Haad Rin wygrał w ubiegłym roku Crystal Cup we Wrocławiu i szykuje formę, by w czerwcu bronić tego trofeum.
– Starty w tym sezonie rozpocznie od Nagrody Tiumena w maju na Partynicach – zdradza wrocławski trener Robert Świątek, który od początku kariery opiekuje się tym znakomitym koniem. – W pierwszą niedzielę czerwca stanie na starcie Crystal Cup we Wrocławiu, a w ostatnią – pobiegnie w Grande Steeple-Chase d’Europa we włoskim Merano, gonitwie z przeszkodami rangi G1.
– Kolejny występ zależy od tego, jak Haad Rin pobiegnie we Włoszech – uzupełnia Robert Świątek. – Będzie to albo Wielka Wrocławska, albo Gran Premio Merano.

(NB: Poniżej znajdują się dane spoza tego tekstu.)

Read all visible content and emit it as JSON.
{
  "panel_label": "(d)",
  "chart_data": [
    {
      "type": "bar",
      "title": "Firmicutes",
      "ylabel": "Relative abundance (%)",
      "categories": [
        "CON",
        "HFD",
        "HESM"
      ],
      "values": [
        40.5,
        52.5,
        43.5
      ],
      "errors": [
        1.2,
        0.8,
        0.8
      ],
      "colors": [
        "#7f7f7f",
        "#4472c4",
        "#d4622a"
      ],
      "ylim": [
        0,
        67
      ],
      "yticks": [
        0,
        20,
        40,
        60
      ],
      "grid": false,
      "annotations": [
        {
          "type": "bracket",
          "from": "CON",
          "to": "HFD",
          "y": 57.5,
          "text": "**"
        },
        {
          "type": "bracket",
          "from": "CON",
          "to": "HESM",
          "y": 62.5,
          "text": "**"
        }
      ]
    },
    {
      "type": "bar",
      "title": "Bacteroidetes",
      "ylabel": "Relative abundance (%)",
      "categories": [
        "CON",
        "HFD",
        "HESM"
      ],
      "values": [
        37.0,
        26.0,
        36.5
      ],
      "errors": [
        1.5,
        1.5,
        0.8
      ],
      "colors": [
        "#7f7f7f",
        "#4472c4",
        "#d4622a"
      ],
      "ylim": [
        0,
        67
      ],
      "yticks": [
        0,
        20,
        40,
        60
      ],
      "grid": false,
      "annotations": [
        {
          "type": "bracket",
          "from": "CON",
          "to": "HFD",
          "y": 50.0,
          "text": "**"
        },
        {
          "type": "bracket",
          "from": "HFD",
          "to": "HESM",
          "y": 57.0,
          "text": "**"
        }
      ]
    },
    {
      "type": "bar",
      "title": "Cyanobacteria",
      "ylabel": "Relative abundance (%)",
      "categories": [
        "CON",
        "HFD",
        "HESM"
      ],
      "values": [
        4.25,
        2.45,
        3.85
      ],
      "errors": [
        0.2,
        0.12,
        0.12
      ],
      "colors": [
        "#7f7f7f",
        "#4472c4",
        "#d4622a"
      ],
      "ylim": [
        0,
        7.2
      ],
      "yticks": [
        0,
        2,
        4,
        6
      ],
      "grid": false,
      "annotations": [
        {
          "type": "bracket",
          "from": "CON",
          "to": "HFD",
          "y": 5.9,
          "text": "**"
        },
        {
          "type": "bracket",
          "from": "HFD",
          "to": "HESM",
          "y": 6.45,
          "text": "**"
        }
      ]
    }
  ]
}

Przypomnijmy – Haad Rin (Samum – Daphne po Antonius Pius, hod. E. de Kerpezdron) urodził się w 2014 r. we Francji i jako roczniak został zakupiony przez Tadeusza Sieradzkiego na jesiennej aukcji w Deauville. W wieku czterech lat wygrał Wielką Partynicką (płoty) i Nagrodę Marszałka Województwa Dolnośląskiego (przeszkody). Błysnął też na arenie międzynarodowej, do końca walcząc o zwycięstwo w gonitwie z przeszkodami rangi Listed we francuskim Compiegne, ostatecznie ulegając o krótki łeb. We włoskim Merano zajął trzecie miejsce w gonitwie z płotami G-2.
W następnym sezonie w wielkim stylu wygrał we Wrocławiu Crystal Cup, bijąc doświadczone i utytułowane konie z Czech, w tym Delight My Fire, która dwa razy wygrywała Wielką Wrocławską.